You could set your channel to nil in addition to closing it. That way you can check if it is nil.
example in the playground:
https://play.golang.org/p/v0f3d4DisCz
edit:
This is actually a bad solution as demonstrated in the next example,
because setting the channel to nil in a function would break it:
https://play.golang.org/p/YVE2-LV9TOp
ch1 := make(chan int)
ch2 := make(chan int)
go func(){
for i:=0; i<10; i++{
ch1 <- i
}
close(ch1)
}()
go func(){
for i:=10; i<15; i++{
ch2 <- i
}
close(ch2)
}()
ok1, ok2 := false, false
v := 0
for{
ok1, ok2 = true, true
select{
case v,ok1 = <-ch1:
if ok1 {fmt.Println(v)}
default:
}
select{
case v,ok2 = <-ch2:
if ok2 {fmt.Println(v)}
default:
}
if !ok1 && !ok2{return}
}
}
From the documentation:
A channel may be closed with the built-in function close. The multi-valued assignment form of the receive operator reports whether a received value was sent before the channel was closed.

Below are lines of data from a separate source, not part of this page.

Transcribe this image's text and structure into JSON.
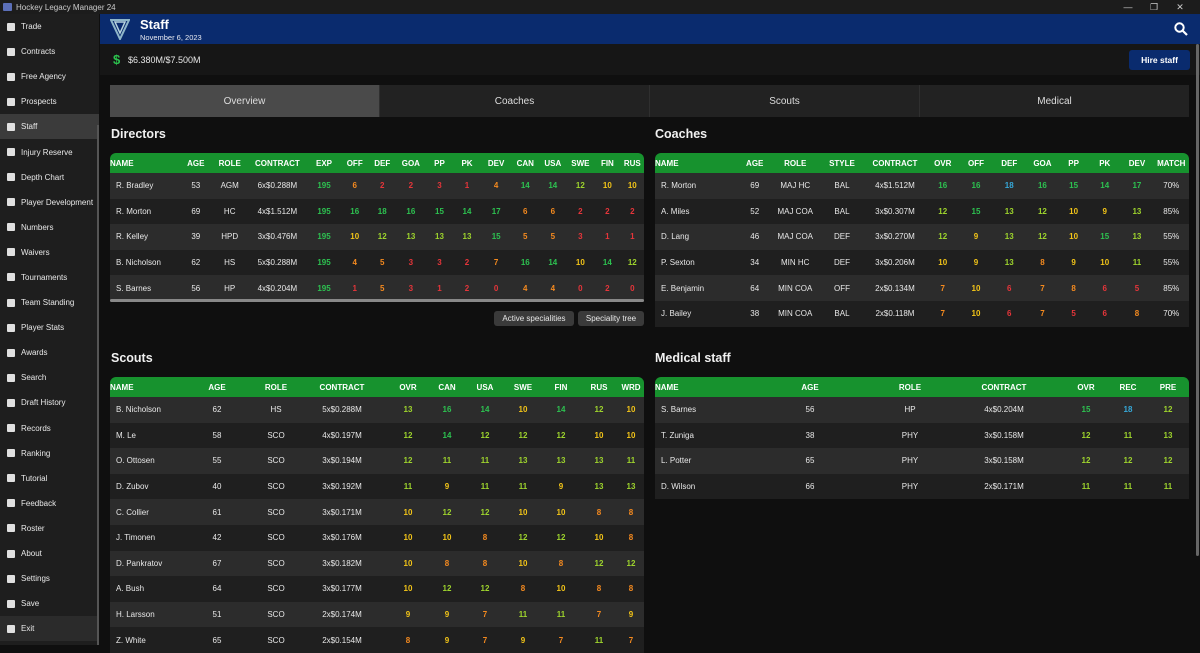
{
  "window": {
    "title": "Hockey Legacy Manager 24",
    "controls": [
      "—",
      "❐",
      "✕"
    ]
  },
  "sidebar": {
    "items": [
      {
        "label": "Trade",
        "icon": "trade-icon"
      },
      {
        "label": "Contracts",
        "icon": "contracts-icon"
      },
      {
        "label": "Free Agency",
        "icon": "free-agency-icon"
      },
      {
        "label": "Prospects",
        "icon": "prospects-icon"
      },
      {
        "label": "Staff",
        "icon": "staff-icon"
      },
      {
        "label": "Injury Reserve",
        "icon": "injury-icon"
      },
      {
        "label": "Depth Chart",
        "icon": "depth-chart-icon"
      },
      {
        "label": "Player Development",
        "icon": "development-icon"
      },
      {
        "label": "Numbers",
        "icon": "numbers-icon"
      },
      {
        "label": "Waivers",
        "icon": "waivers-icon"
      },
      {
        "label": "Tournaments",
        "icon": "tournaments-icon"
      },
      {
        "label": "Team Standing",
        "icon": "standing-icon"
      },
      {
        "label": "Player Stats",
        "icon": "stats-icon"
      },
      {
        "label": "Awards",
        "icon": "awards-icon"
      },
      {
        "label": "Search",
        "icon": "search-icon"
      },
      {
        "label": "Draft History",
        "icon": "draft-icon"
      },
      {
        "label": "Records",
        "icon": "records-icon"
      },
      {
        "label": "Ranking",
        "icon": "ranking-icon"
      },
      {
        "label": "Tutorial",
        "icon": "tutorial-icon"
      },
      {
        "label": "Feedback",
        "icon": "feedback-icon"
      },
      {
        "label": "Roster",
        "icon": "roster-icon"
      },
      {
        "label": "About",
        "icon": "about-icon"
      },
      {
        "label": "Settings",
        "icon": "settings-icon"
      },
      {
        "label": "Save",
        "icon": "save-icon"
      },
      {
        "label": "Exit",
        "icon": "exit-icon"
      }
    ],
    "active": "Staff"
  },
  "header": {
    "title": "Staff",
    "date": "November 6, 2023",
    "color": "#0a2b6e"
  },
  "budget": {
    "symbol": "$",
    "value": "$6.380M/$7.500M",
    "hire_label": "Hire staff"
  },
  "tabs": [
    "Overview",
    "Coaches",
    "Scouts",
    "Medical"
  ],
  "active_tab": "Overview",
  "colors": {
    "green": "#2dc150",
    "light_green": "#9ed42d",
    "yellow": "#f2c418",
    "orange": "#f58a1f",
    "red": "#e6353a",
    "blue": "#36a8d8",
    "header_green": "#17922e"
  },
  "directors": {
    "title": "Directors",
    "columns": [
      "NAME",
      "AGE",
      "ROLE",
      "CONTRACT",
      "EXP",
      "OFF",
      "DEF",
      "GOA",
      "PP",
      "PK",
      "DEV",
      "CAN",
      "USA",
      "SWE",
      "FIN",
      "RUS"
    ],
    "rows": [
      [
        "R. Bradley",
        "53",
        "AGM",
        "6x$0.288M",
        "195",
        "6",
        "2",
        "2",
        "3",
        "1",
        "4",
        "14",
        "14",
        "12",
        "10",
        "10"
      ],
      [
        "R. Morton",
        "69",
        "HC",
        "4x$1.512M",
        "195",
        "16",
        "18",
        "16",
        "15",
        "14",
        "17",
        "6",
        "6",
        "2",
        "2",
        "2"
      ],
      [
        "R. Kelley",
        "39",
        "HPD",
        "3x$0.476M",
        "195",
        "10",
        "12",
        "13",
        "13",
        "13",
        "15",
        "5",
        "5",
        "3",
        "1",
        "1"
      ],
      [
        "B. Nicholson",
        "62",
        "HS",
        "5x$0.288M",
        "195",
        "4",
        "5",
        "3",
        "3",
        "2",
        "7",
        "16",
        "14",
        "10",
        "14",
        "12"
      ],
      [
        "S. Barnes",
        "56",
        "HP",
        "4x$0.204M",
        "195",
        "1",
        "5",
        "3",
        "1",
        "2",
        "0",
        "4",
        "4",
        "0",
        "2",
        "0"
      ]
    ],
    "buttons": [
      "Active specialities",
      "Speciality tree"
    ]
  },
  "coaches": {
    "title": "Coaches",
    "columns": [
      "NAME",
      "AGE",
      "ROLE",
      "STYLE",
      "CONTRACT",
      "OVR",
      "OFF",
      "DEF",
      "GOA",
      "PP",
      "PK",
      "DEV",
      "MATCH"
    ],
    "rows": [
      [
        "R. Morton",
        "69",
        "MAJ HC",
        "BAL",
        "4x$1.512M",
        "16",
        "16",
        "18",
        "16",
        "15",
        "14",
        "17",
        "70%"
      ],
      [
        "A. Miles",
        "52",
        "MAJ COA",
        "BAL",
        "3x$0.307M",
        "12",
        "15",
        "13",
        "12",
        "10",
        "9",
        "13",
        "85%"
      ],
      [
        "D. Lang",
        "46",
        "MAJ COA",
        "DEF",
        "3x$0.270M",
        "12",
        "9",
        "13",
        "12",
        "10",
        "15",
        "13",
        "55%"
      ],
      [
        "P. Sexton",
        "34",
        "MIN HC",
        "DEF",
        "3x$0.206M",
        "10",
        "9",
        "13",
        "8",
        "9",
        "10",
        "11",
        "55%"
      ],
      [
        "E. Benjamin",
        "64",
        "MIN COA",
        "OFF",
        "2x$0.134M",
        "7",
        "10",
        "6",
        "7",
        "8",
        "6",
        "5",
        "85%"
      ],
      [
        "J. Bailey",
        "38",
        "MIN COA",
        "BAL",
        "2x$0.118M",
        "7",
        "10",
        "6",
        "7",
        "5",
        "6",
        "8",
        "70%"
      ]
    ]
  },
  "scouts": {
    "title": "Scouts",
    "columns": [
      "NAME",
      "AGE",
      "ROLE",
      "CONTRACT",
      "OVR",
      "CAN",
      "USA",
      "SWE",
      "FIN",
      "RUS",
      "WRD"
    ],
    "rows": [
      [
        "B. Nicholson",
        "62",
        "HS",
        "5x$0.288M",
        "13",
        "16",
        "14",
        "10",
        "14",
        "12",
        "10"
      ],
      [
        "M. Le",
        "58",
        "SCO",
        "4x$0.197M",
        "12",
        "14",
        "12",
        "12",
        "12",
        "10",
        "10"
      ],
      [
        "O. Ottosen",
        "55",
        "SCO",
        "3x$0.194M",
        "12",
        "11",
        "11",
        "13",
        "13",
        "13",
        "11"
      ],
      [
        "D. Zubov",
        "40",
        "SCO",
        "3x$0.192M",
        "11",
        "9",
        "11",
        "11",
        "9",
        "13",
        "13"
      ],
      [
        "C. Collier",
        "61",
        "SCO",
        "3x$0.171M",
        "10",
        "12",
        "12",
        "10",
        "10",
        "8",
        "8"
      ],
      [
        "J. Timonen",
        "42",
        "SCO",
        "3x$0.176M",
        "10",
        "10",
        "8",
        "12",
        "12",
        "10",
        "8"
      ],
      [
        "D. Pankratov",
        "67",
        "SCO",
        "3x$0.182M",
        "10",
        "8",
        "8",
        "10",
        "8",
        "12",
        "12"
      ],
      [
        "A. Bush",
        "64",
        "SCO",
        "3x$0.177M",
        "10",
        "12",
        "12",
        "8",
        "10",
        "8",
        "8"
      ],
      [
        "H. Larsson",
        "51",
        "SCO",
        "2x$0.174M",
        "9",
        "9",
        "7",
        "11",
        "11",
        "7",
        "9"
      ],
      [
        "Z. White",
        "65",
        "SCO",
        "2x$0.154M",
        "8",
        "9",
        "7",
        "9",
        "7",
        "11",
        "7"
      ]
    ]
  },
  "medical": {
    "title": "Medical staff",
    "columns": [
      "NAME",
      "AGE",
      "ROLE",
      "CONTRACT",
      "OVR",
      "REC",
      "PRE"
    ],
    "rows": [
      [
        "S. Barnes",
        "56",
        "HP",
        "4x$0.204M",
        "15",
        "18",
        "12"
      ],
      [
        "T. Zuniga",
        "38",
        "PHY",
        "3x$0.158M",
        "12",
        "11",
        "13"
      ],
      [
        "L. Potter",
        "65",
        "PHY",
        "3x$0.158M",
        "12",
        "12",
        "12"
      ],
      [
        "D. Wilson",
        "66",
        "PHY",
        "2x$0.171M",
        "11",
        "11",
        "11"
      ]
    ]
  }
}
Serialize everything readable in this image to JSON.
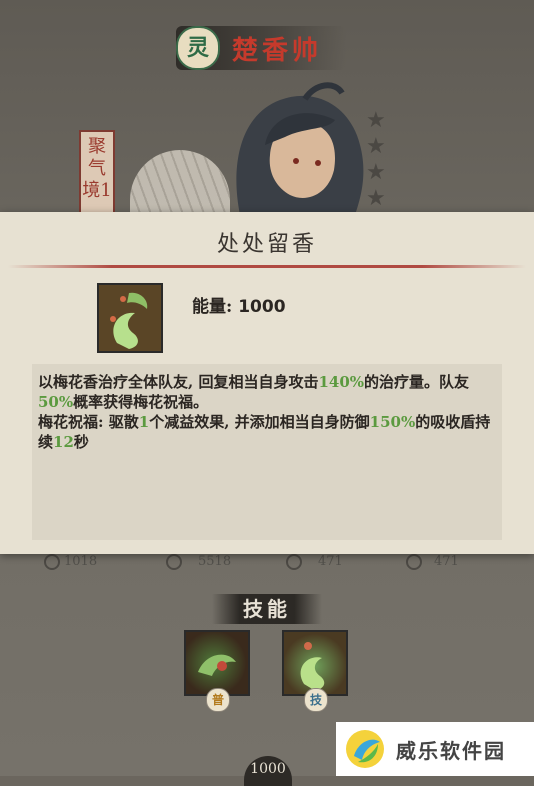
{
  "hero": {
    "badge": "灵",
    "name": "楚香帅",
    "realm": "聚气境1"
  },
  "modal": {
    "title": "处处留香",
    "energy_label": "能量:",
    "energy_value": "1000",
    "desc": {
      "line1a": "以梅花香治疗全体队友, 回复相当自身攻击",
      "pct1": "140%",
      "line1b": "的治疗量。队友",
      "pct2": "50%",
      "line1c": "概率获得梅花祝福。",
      "line2a": "梅花祝福: 驱散",
      "num1": "1",
      "line2b": "个减益效果, 并添加相当自身防御",
      "pct3": "150%",
      "line2c": "的吸收盾持续",
      "num2": "12",
      "line2d": "秒"
    },
    "accent_color": "#5b9a3f",
    "rule_color": "#b04a42"
  },
  "stats": [
    {
      "icon": "attack-icon",
      "value": "1018"
    },
    {
      "icon": "hp-icon",
      "value": "5518"
    },
    {
      "icon": "defense-icon",
      "value": "471"
    },
    {
      "icon": "speed-icon",
      "value": "471"
    }
  ],
  "skills": {
    "heading": "技能",
    "items": [
      {
        "icon": "skill-normal-icon",
        "badge": "普"
      },
      {
        "icon": "skill-special-icon",
        "badge": "技"
      }
    ]
  },
  "bottom": {
    "value": "1000"
  },
  "watermark": {
    "text": "威乐软件园"
  }
}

https://golang.org/ref/spec#Receive_operator
Example by Golang in Action shows this case:
// This sample program demonstrates how to use an unbuffered
// channel to simulate a game of tennis between two goroutines.
package main
import (
"fmt"
"math/rand"
"sync"
"time"
)
// wg is used to wait for the program to finish.
var wg sync.WaitGroup
func init() {
rand.Seed(time.Now().UnixNano())
}
// main is the entry point for all Go programs.
func main() {
// Create an unbuffered channel.
court := make(chan int)
// Add a count of two, one for each goroutine.
wg.Add(2)
// Launch two players.
go player("Nadal", court)
go player("Djokovic", court)
// Start the set.
court <- 1
// Wait for the game to finish.
wg.Wait()
}
// player simulates a person playing the game of tennis.

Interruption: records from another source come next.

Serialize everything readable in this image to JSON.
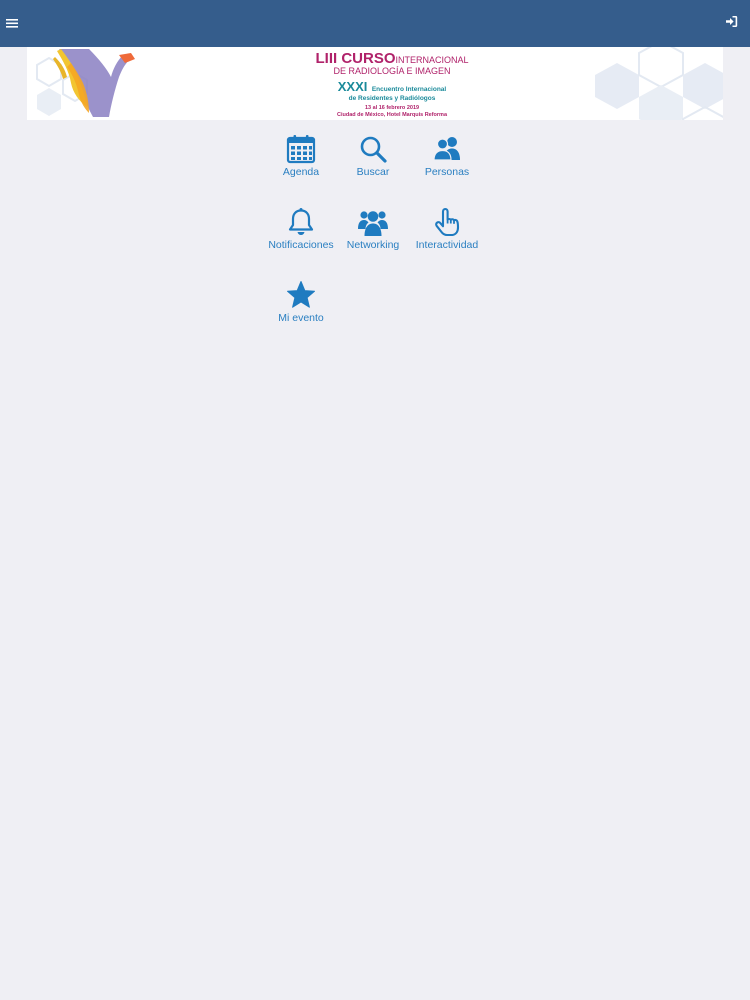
{
  "colors": {
    "topbar": "#355d8c",
    "accent": "#1f7bc0",
    "background": "#efeff4"
  },
  "topbar": {
    "menu_icon": "hamburger-menu-icon",
    "login_icon": "sign-in-icon"
  },
  "banner": {
    "line1_bold": "LIII CURSO",
    "line1_rest": "INTERNACIONAL",
    "line2": "DE RADIOLOGÍA E IMAGEN",
    "line3_bold": "XXXI",
    "line3_rest": "Encuentro Internacional",
    "line4": "de Residentes y Radiólogos",
    "line5": "13 al 16 febrero 2019",
    "line6": "Ciudad de México, Hotel Marquis Reforma"
  },
  "menu": {
    "items": [
      {
        "label": "Agenda",
        "icon": "calendar-icon"
      },
      {
        "label": "Buscar",
        "icon": "search-icon"
      },
      {
        "label": "Personas",
        "icon": "users-icon"
      },
      {
        "label": "Notificaciones",
        "icon": "bell-icon"
      },
      {
        "label": "Networking",
        "icon": "group-icon"
      },
      {
        "label": "Interactividad",
        "icon": "pointer-hand-icon"
      },
      {
        "label": "Mi evento",
        "icon": "star-icon"
      }
    ]
  }
}
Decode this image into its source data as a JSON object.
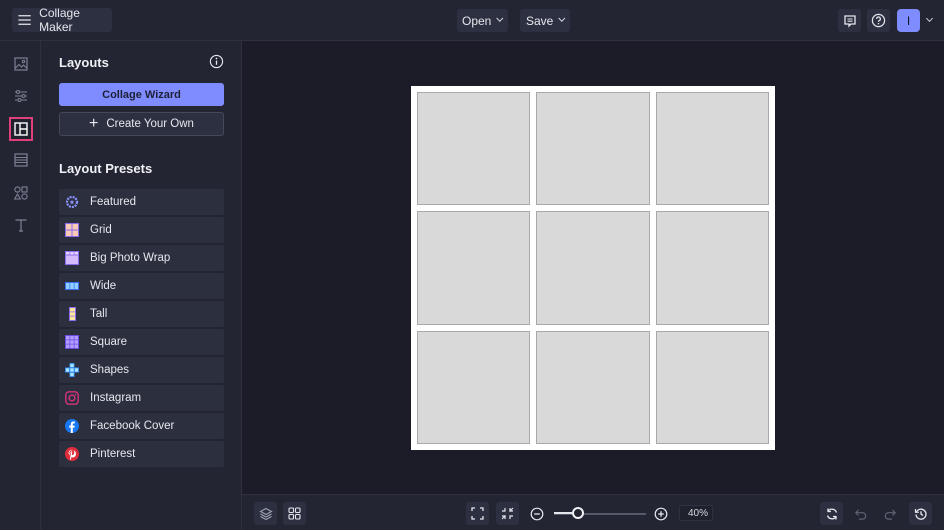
{
  "topbar": {
    "app_title": "Collage Maker",
    "open_label": "Open",
    "save_label": "Save",
    "avatar_initial": "I",
    "icons": [
      "menu-icon",
      "comment-icon",
      "help-icon",
      "chevron-down-icon"
    ]
  },
  "rail": {
    "items": [
      {
        "name": "photos",
        "icon": "image-icon",
        "active": false
      },
      {
        "name": "adjustments",
        "icon": "sliders-icon",
        "active": false
      },
      {
        "name": "layouts",
        "icon": "layout-icon",
        "active": true
      },
      {
        "name": "textures",
        "icon": "texture-icon",
        "active": false
      },
      {
        "name": "graphics",
        "icon": "shapes-icon",
        "active": false
      },
      {
        "name": "text",
        "icon": "text-icon",
        "active": false
      }
    ]
  },
  "panel": {
    "title": "Layouts",
    "wizard_label": "Collage Wizard",
    "create_label": "Create Your Own",
    "presets_title": "Layout Presets",
    "presets": [
      {
        "label": "Featured",
        "icon": "wreath-icon"
      },
      {
        "label": "Grid",
        "icon": "grid-icon"
      },
      {
        "label": "Big Photo Wrap",
        "icon": "big-photo-icon"
      },
      {
        "label": "Wide",
        "icon": "wide-icon"
      },
      {
        "label": "Tall",
        "icon": "tall-icon"
      },
      {
        "label": "Square",
        "icon": "square-grid-icon"
      },
      {
        "label": "Shapes",
        "icon": "shapes-cross-icon"
      },
      {
        "label": "Instagram",
        "icon": "instagram-icon"
      },
      {
        "label": "Facebook Cover",
        "icon": "facebook-icon"
      },
      {
        "label": "Pinterest",
        "icon": "pinterest-icon"
      }
    ]
  },
  "canvas": {
    "rows": 3,
    "cols": 3,
    "cell_color": "#d9d9d9",
    "background": "#ffffff"
  },
  "bottombar": {
    "zoom_percent": 40,
    "zoom_label": "40%",
    "zoom_slider_fraction": 0.26
  },
  "colors": {
    "accent": "#7f8cff",
    "active_highlight": "#e0407a",
    "background": "#1b1c27",
    "panel": "#232532"
  }
}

func player(name string, court chan int) {
// Schedule the call to Done to tell main we are done.
defer wg.Done()
for {
// Wait for the ball to be hit back to us.
ball, ok := <-court
fmt.Printf("ok %t\n", ok)
if !ok {
// If the channel was closed we won.
fmt.Printf("Player %s Won\n", name)
return
}
// Pick a random number and see if we miss the ball.
n := rand.Intn(100)
if n%13 == 0 {
fmt.Printf("Player %s Missed\n", name)
// Close the channel to signal we lost.
close(court)
return
}
// Display and then increment the hit count by one.
fmt.Printf("Player %s Hit %d\n", name, ball)
ball++
// Hit the ball back to the opposing player.
court <- ball
}
}
it's easier to check first if the channel has elements, that would ensure the channel is alive.

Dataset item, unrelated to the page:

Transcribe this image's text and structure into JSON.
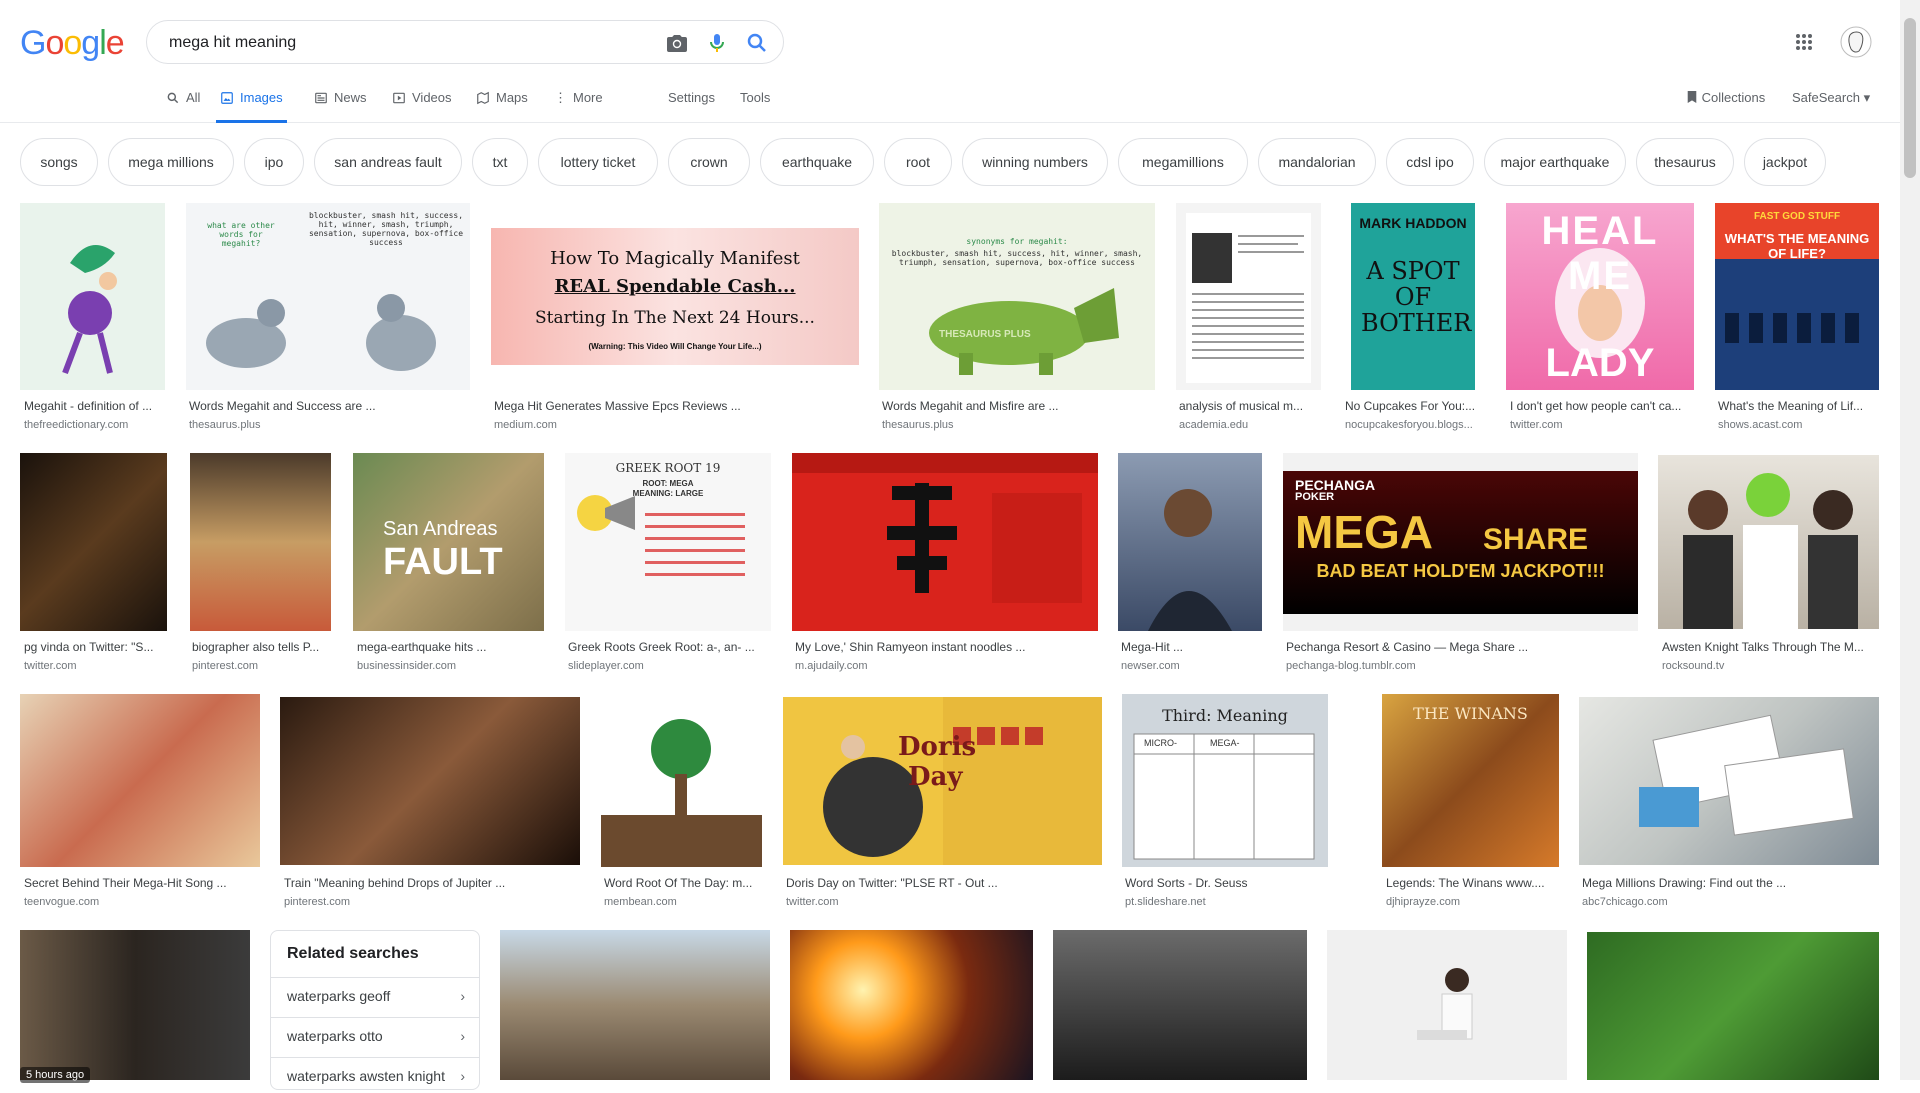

func isChanClosed(ch chan interface{}) bool {
if len(ch) == 0 {
select {
case _, ok := <-ch:
return !ok
}
}
return false
}
If you listen this channel you always can findout that channel was closed.
case state, opened := <-ws:
if !opened {
// channel was closed
// return or made some final work
}
switch state {
case Stopped:
But remember, you can not close one channel two times. This will raise panic.